Les investisseurs sont un autre défi. Wall Street a jusqu’à récemment été en baisse sur le secteur de l’énergie, qui connaît des cycles réguliers de hausse et de baisse des dépenses d’investissement en fonction du prix du pétrole. Le dernier effort de production et d’exploration a entraîné une explosion de la dette qui a secoué les marchés il y a quelques années.

Ceci, associé à l’évolution inévitable vers les technologies propres, a rendu les producteurs plus enclins à privilégier les paiements de dividendes et les rachats qu’à forer. Selon Global Energy Monitor, 244 milliards de dollars de projets de gaz naturel liquéfié aux États-Unis sont bloqués parce qu’ils « ont du mal à trouver des financiers et des acheteurs ». Les investisseurs ne sont pas intéressés en partie parce que les combustibles fossiles sont en voie de disparition.

Cette attitude est maintenant attaquée comme antipatriotique. “J’espère que les investisseurs écoutent”, a déclaré Granholm. “Nous ne pouvons pas avoir un élément qui retient le monde.” Mais même si l’administration crée un environnement plus favorable aux combustibles fossiles, la production prend du temps.

Alors que les Européens hésitent à accepter les combustibles les plus sales comme le charbon ou le schiste, ils aimeraient acheter plus de gaz naturel liquéfié américain, qui est sur le point de connaître une augmentation de l’offre d’ici 2024. L’Allemagne s’est déjà engagée à construire davantage de terminaux pour recevoir le gaz importé. Dans un monde idéal, les entreprises américaines et la Maison Blanche pourraient coopérer pour placer davantage de travailleurs dans les États producteurs de combustibles fossiles dans des emplois augmentant la capacité de raffinage.

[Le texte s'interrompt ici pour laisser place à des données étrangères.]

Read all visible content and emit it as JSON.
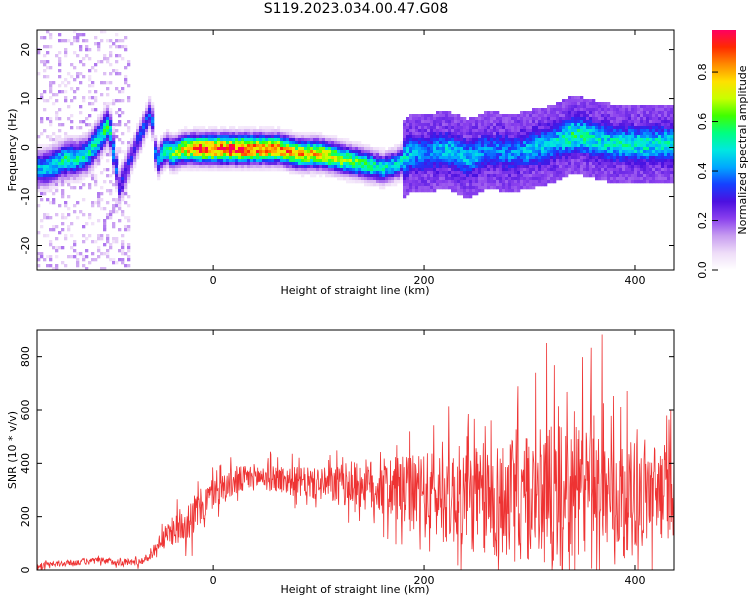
{
  "title": "S119.2023.034.00.47.G08",
  "colors": {
    "snr_line": "#ee3333",
    "colormap": [
      "#ffffff",
      "#eedcf8",
      "#c79cf0",
      "#8a40ee",
      "#4b10e0",
      "#1540ff",
      "#00a8ff",
      "#00e8e0",
      "#00ff80",
      "#40ff00",
      "#c8ff00",
      "#ffe000",
      "#ff8a00",
      "#ff2a00",
      "#ff0060"
    ]
  },
  "chart_data": [
    {
      "type": "heatmap",
      "name": "spectrogram",
      "xlabel": "Height of straight line (km)",
      "ylabel": "Frequency (Hz)",
      "xlim": [
        -167,
        437
      ],
      "ylim": [
        -25,
        24
      ],
      "xticks": [
        0,
        200,
        400
      ],
      "yticks": [
        -20,
        -10,
        0,
        10,
        20
      ],
      "colorbar": {
        "label": "Normalized spectral amplitude",
        "range": [
          0.0,
          0.97
        ],
        "ticks": [
          0.0,
          0.2,
          0.4,
          0.6,
          0.8
        ]
      },
      "ridge": {
        "x": [
          -160,
          -150,
          -140,
          -130,
          -120,
          -110,
          -100,
          -90,
          -80,
          -70,
          -60,
          -55,
          -50,
          -45,
          -40,
          -30,
          -20,
          -10,
          0,
          20,
          40,
          60,
          80,
          100,
          120,
          140,
          160,
          175,
          185,
          200,
          220,
          240,
          260,
          280,
          300,
          320,
          340,
          360,
          380,
          400,
          420,
          437
        ],
        "freq": [
          -4,
          -3,
          -2,
          -2,
          -1,
          2,
          5,
          -8,
          -2,
          3,
          8,
          -3,
          -1,
          0,
          -1,
          0,
          0,
          0,
          0,
          0,
          0,
          0,
          -1,
          -1,
          -2,
          -3,
          -4,
          -3,
          -1,
          -1,
          0,
          -2,
          0,
          -1,
          0,
          1,
          3,
          2,
          1,
          1,
          1,
          1
        ],
        "amplitude": [
          0.45,
          0.5,
          0.55,
          0.5,
          0.5,
          0.55,
          0.55,
          0.3,
          0.3,
          0.35,
          0.35,
          0.4,
          0.5,
          0.6,
          0.65,
          0.75,
          0.85,
          0.9,
          0.92,
          0.95,
          0.9,
          0.85,
          0.8,
          0.75,
          0.7,
          0.6,
          0.5,
          0.5,
          0.45,
          0.4,
          0.45,
          0.45,
          0.4,
          0.4,
          0.45,
          0.45,
          0.55,
          0.5,
          0.5,
          0.5,
          0.5,
          0.5
        ]
      }
    },
    {
      "type": "line",
      "name": "snr",
      "xlabel": "Height of straight line (km)",
      "ylabel": "SNR (10 * v/v)",
      "xlim": [
        -167,
        437
      ],
      "ylim": [
        0,
        900
      ],
      "xticks": [
        0,
        200,
        400
      ],
      "yticks": [
        0,
        200,
        400,
        600,
        800
      ],
      "trend": {
        "x": [
          -167,
          -140,
          -110,
          -90,
          -70,
          -60,
          -50,
          -40,
          -30,
          -20,
          -10,
          0,
          20,
          40,
          60,
          80,
          100,
          120,
          140,
          160,
          180,
          200,
          220,
          240,
          260,
          280,
          300,
          320,
          340,
          360,
          380,
          400,
          420,
          437
        ],
        "y": [
          15,
          25,
          35,
          30,
          30,
          50,
          110,
          140,
          170,
          200,
          240,
          290,
          330,
          350,
          345,
          330,
          320,
          320,
          320,
          310,
          290,
          280,
          280,
          270,
          260,
          260,
          270,
          280,
          290,
          290,
          280,
          280,
          290,
          300
        ]
      },
      "spread": {
        "x": [
          -167,
          -60,
          -40,
          -20,
          0,
          40,
          100,
          160,
          200,
          260,
          320,
          360,
          400,
          437
        ],
        "y": [
          10,
          15,
          50,
          80,
          60,
          50,
          60,
          110,
          160,
          220,
          260,
          240,
          200,
          180
        ]
      },
      "peak_y": 890
    }
  ]
}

Bien sûr, la crise à court terme ne doit pas faire dérailler l’objectif global de passer à l’énergie propre, là où se trouvent les emplois et l’innovation de demain. Mais cela nécessite que les États-Unis et l’Europe soient sur la même longueur d’onde sur les paramètres : comment mesurer les gaz à effet de serre ; comment fixer un prix de marché pour le carbone. Sans une compréhension de l’endroit où se trouve le plancher, la transition vers le zéro net ne se produira pas.

Aussi controversées que soient ces questions, il existe déjà un processus en place pour qu’une telle harmonisation transatlantique se produise. Dans le cadre de l’accord sur les tarifs commerciaux de l’article 232 conclu par les États-Unis et l’UE en octobre dernier, il existe une disposition «d’accord mondial» qui stipule que les deux parties doivent convenir d’une voie commune pour traiter l’intensité carbone dans les 12-18 mois à compter de la signature de l’accord.

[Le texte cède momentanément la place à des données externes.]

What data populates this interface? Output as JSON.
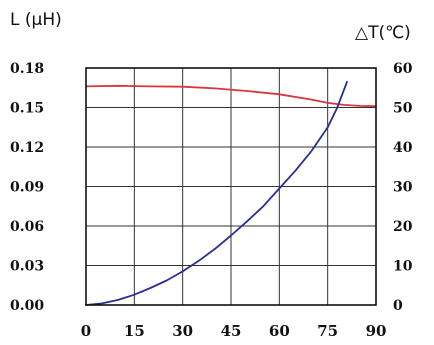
{
  "chart_data": {
    "type": "line",
    "y_label_left": "L (μH)",
    "y_label_right": "△T(℃)",
    "x_ticks": [
      "0",
      "15",
      "30",
      "45",
      "60",
      "75",
      "90"
    ],
    "y_left_ticks": [
      "0.00",
      "0.03",
      "0.06",
      "0.09",
      "0.12",
      "0.15",
      "0.18"
    ],
    "y_right_ticks": [
      "0",
      "10",
      "20",
      "30",
      "40",
      "50",
      "60"
    ],
    "xlim": [
      0,
      90
    ],
    "ylim_left": [
      0,
      0.18
    ],
    "ylim_right": [
      0,
      60
    ],
    "grid": true,
    "series": [
      {
        "axis": "left",
        "color": "#d9363e",
        "x": [
          0,
          10,
          20,
          30,
          40,
          50,
          60,
          70,
          75,
          80,
          85,
          90
        ],
        "y": [
          0.166,
          0.1665,
          0.166,
          0.1658,
          0.1645,
          0.1625,
          0.16,
          0.156,
          0.1535,
          0.152,
          0.1512,
          0.151
        ]
      },
      {
        "axis": "right",
        "color": "#2a2f8f",
        "x": [
          0,
          5,
          10,
          15,
          20,
          25,
          30,
          35,
          40,
          45,
          50,
          55,
          60,
          65,
          70,
          75,
          78,
          81
        ],
        "y": [
          0,
          0.4,
          1.3,
          2.6,
          4.3,
          6.2,
          8.5,
          11.2,
          14.2,
          17.6,
          21.2,
          25.0,
          29.5,
          34.0,
          39.0,
          45.0,
          50.0,
          56.5
        ]
      }
    ]
  }
}
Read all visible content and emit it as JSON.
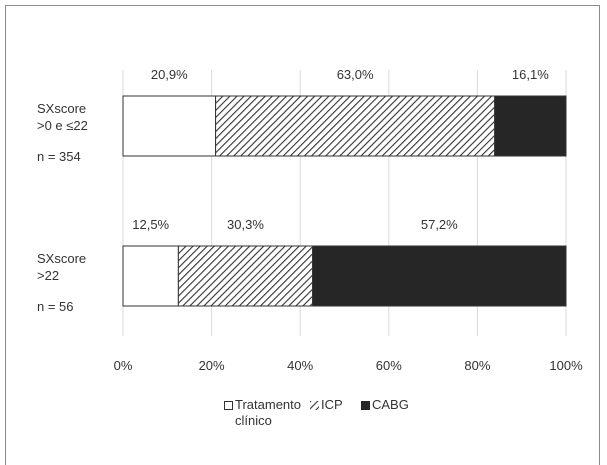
{
  "chart_data": {
    "type": "bar",
    "orientation": "horizontal",
    "stacked": true,
    "percent": true,
    "categories": [
      {
        "label_lines": [
          "SXscore",
          ">0 e ≤22"
        ],
        "n_label": "n = 354"
      },
      {
        "label_lines": [
          "SXscore",
          ">22"
        ],
        "n_label": "n = 56"
      }
    ],
    "series": [
      {
        "name": "Tratamento clínico",
        "legend_lines": [
          "Tratamento",
          "clínico"
        ],
        "fill": "none",
        "values": [
          20.9,
          12.5
        ],
        "labels": [
          "20,9%",
          "12,5%"
        ]
      },
      {
        "name": "ICP",
        "legend_lines": [
          "ICP"
        ],
        "fill": "hatch",
        "values": [
          63.0,
          30.3
        ],
        "labels": [
          "63,0%",
          "30,3%"
        ]
      },
      {
        "name": "CABG",
        "legend_lines": [
          "CABG"
        ],
        "fill": "solid",
        "values": [
          16.1,
          57.2
        ],
        "labels": [
          "16,1%",
          "57,2%"
        ]
      }
    ],
    "xlim": [
      0,
      100
    ],
    "xticks": [
      "0%",
      "20%",
      "40%",
      "60%",
      "80%",
      "100%"
    ],
    "grid": "vertical",
    "legend_position": "bottom",
    "colors": {
      "grid": "#d9d9d9",
      "solid": "#262626",
      "border": "#333333",
      "text": "#333333"
    }
  }
}
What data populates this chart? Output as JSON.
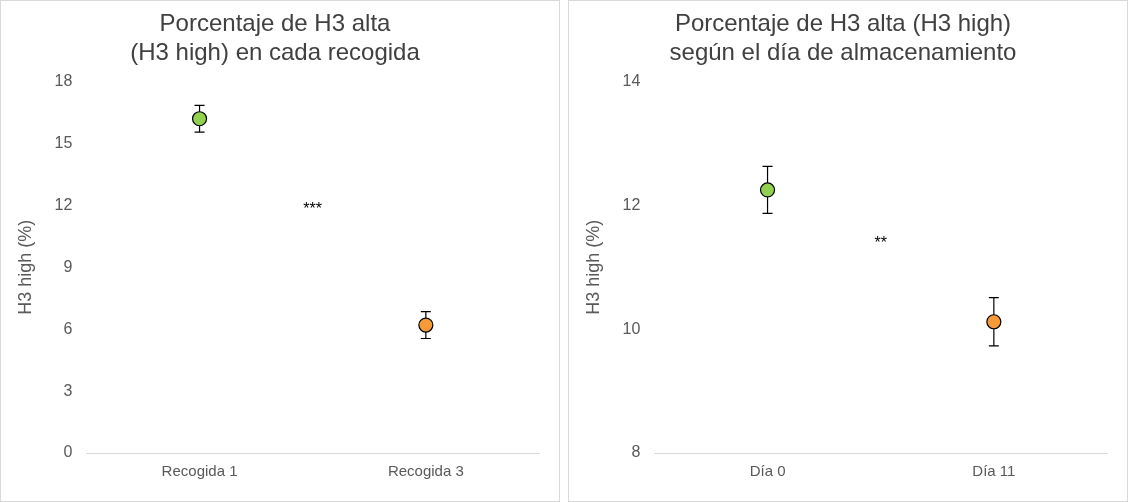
{
  "chart_data": [
    {
      "type": "scatter",
      "title": "Porcentaje de H3 alta\n(H3 high) en cada recogida",
      "ylabel": "H3 high (%)",
      "categories": [
        "Recogida 1",
        "Recogida 3"
      ],
      "values": [
        16.2,
        6.2
      ],
      "errors": [
        0.65,
        0.65
      ],
      "colors": [
        "#92d050",
        "#f79a3a"
      ],
      "marker": "circle",
      "ylim": [
        0,
        18
      ],
      "yticks": [
        0,
        3,
        6,
        9,
        12,
        15,
        18
      ],
      "grid": false,
      "legend": false,
      "annotations": [
        "***"
      ]
    },
    {
      "type": "scatter",
      "title": "Porcentaje de H3 alta (H3 high)\nsegún el día de almacenamiento",
      "ylabel": "H3 high (%)",
      "categories": [
        "Día 0",
        "Día 11"
      ],
      "values": [
        12.25,
        10.12
      ],
      "errors": [
        0.38,
        0.39
      ],
      "colors": [
        "#92d050",
        "#f79a3a"
      ],
      "marker": "circle",
      "ylim": [
        8,
        14
      ],
      "yticks": [
        8,
        10,
        12,
        14
      ],
      "grid": false,
      "legend": false,
      "annotations": [
        "**"
      ]
    }
  ]
}
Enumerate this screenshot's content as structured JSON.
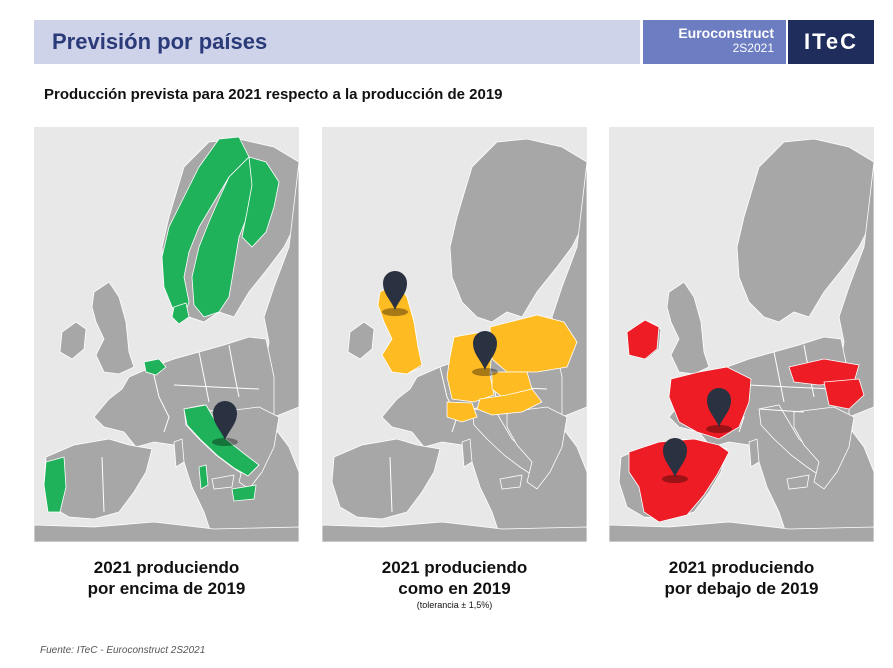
{
  "header": {
    "title": "Previsión por países"
  },
  "brand": {
    "name": "Euroconstruct",
    "edition": "2S2021",
    "logo": "ITeC"
  },
  "subtitle": "Producción prevista para 2021 respecto a la producción de 2019",
  "colors": {
    "above": "#1fb25a",
    "same": "#ffbb22",
    "below": "#ee1c24",
    "base": "#a7a7a7",
    "sea": "#e8e8e8",
    "pin": "#2a3140"
  },
  "panels": [
    {
      "id": "above",
      "label_line1": "2021 produciendo",
      "label_line2": "por encima de 2019",
      "note": "",
      "countries": [
        "Finlandia",
        "Suecia",
        "Noruega",
        "Dinamarca",
        "Bélgica",
        "Italia",
        "Portugal"
      ],
      "pinned": [
        "Italia"
      ],
      "icon": "map-pin-icon"
    },
    {
      "id": "same",
      "label_line1": "2021 produciendo",
      "label_line2": "como en 2019",
      "note": "(tolerancia ± 1,5%)",
      "countries": [
        "Reino Unido",
        "Alemania",
        "Polonia",
        "Chequia",
        "Austria",
        "Suiza"
      ],
      "pinned": [
        "Reino Unido",
        "Alemania"
      ],
      "icon": "map-pin-icon"
    },
    {
      "id": "below",
      "label_line1": "2021 produciendo",
      "label_line2": "por debajo de 2019",
      "note": "",
      "countries": [
        "Irlanda",
        "Francia",
        "España",
        "Eslovaquia",
        "Hungría"
      ],
      "pinned": [
        "Francia",
        "España"
      ],
      "icon": "map-pin-icon"
    }
  ],
  "source": "Fuente: ITeC - Euroconstruct 2S2021"
}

Dans de telles négociations, l’Europe doit rester flexible. Il n’est peut-être pas possible d’élaborer immédiatement un prix du carbone partagé, mais les deux parties pourraient au moins s’entendre sur une méthodologie unique pour la mesure des gaz à effet de serre. Les États-Unis et l’UE pourraient prendre des engagements communs en matière de recherche et de développement dans le domaine des énergies renouvelables. Ils pourraient même se concerter sur une stratégie industrielle pour les batteries vertes (de peur que ce domaine ne soit cédé à la Chine). Il devrait également y avoir un plan sur la manière de transférer les travailleurs américains des combustibles fossiles gagnant 50 $ vers de bons emplois dans les technologies propres, et non vers ceux qui paient la moitié de ce qu’ils gagnent déjà (les entreprises européennes sous-traitent parfois ces emplois aux États-Unis parce que c’est moins cher).

C’est beaucoup à aborder. Mais voir grand est le seul moyen de nous sortir de cette crise sans sacrifier l’avenir de la planète.